13. Transfer of your personal information overseas
The Company only transfers your Personal Information overseas if the transfer is to you, or to one of your authorised representatives, or it is with your express consent, or the transfer is necessary for the provision of contracted products or services to you. For example, we may store your Personal Information in a cloud or other type of networked electronic storage which uses data storage facilities outside of Australia.

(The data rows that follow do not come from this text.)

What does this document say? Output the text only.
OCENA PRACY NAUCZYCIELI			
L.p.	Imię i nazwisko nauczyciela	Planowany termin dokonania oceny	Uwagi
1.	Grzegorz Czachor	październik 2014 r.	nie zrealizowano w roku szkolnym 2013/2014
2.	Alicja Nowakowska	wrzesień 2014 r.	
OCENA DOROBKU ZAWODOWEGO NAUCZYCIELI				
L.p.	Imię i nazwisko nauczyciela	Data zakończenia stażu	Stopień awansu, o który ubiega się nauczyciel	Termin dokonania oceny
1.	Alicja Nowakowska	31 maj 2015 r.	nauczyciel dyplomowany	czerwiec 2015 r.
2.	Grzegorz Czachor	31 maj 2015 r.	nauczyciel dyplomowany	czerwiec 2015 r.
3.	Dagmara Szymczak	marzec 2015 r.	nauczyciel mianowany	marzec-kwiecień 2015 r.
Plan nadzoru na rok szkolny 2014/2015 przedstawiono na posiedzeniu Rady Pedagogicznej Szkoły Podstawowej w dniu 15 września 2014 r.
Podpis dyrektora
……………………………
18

Countries to which we may transfer your Personal Information include the United States of America.
The Company will not send your Personal Information outside of Australia in any other circumstances. Where the Company does send your Personal Information overseas, it will ensure reasonable steps are taken so that the overseas recipient does not breach the Australian Privacy Principles in relation to that information, or adheres to laws substantially similar to the Australian Privacy Principles. The Company will also take reasonable steps to prevent unauthorised access and reduce the risk of disclosure to unknown entities.
15. Further personal information
The Company will, upon receipt of your request, provide you with further Personal Information regarding your privacy. If you have any queries or requests in this respect, please contact the Company’s Privacy Officer either by mail to PO Box 1971, North Sydney NSW 2059, by telephone on (02) 8294-9126, by facsimile on (02) 9923 8223 or by email to: [email protected].
This Policy shall be available to access on our Website at all times. Let the Company know if you would like a hard-copy of this Policy sent to you.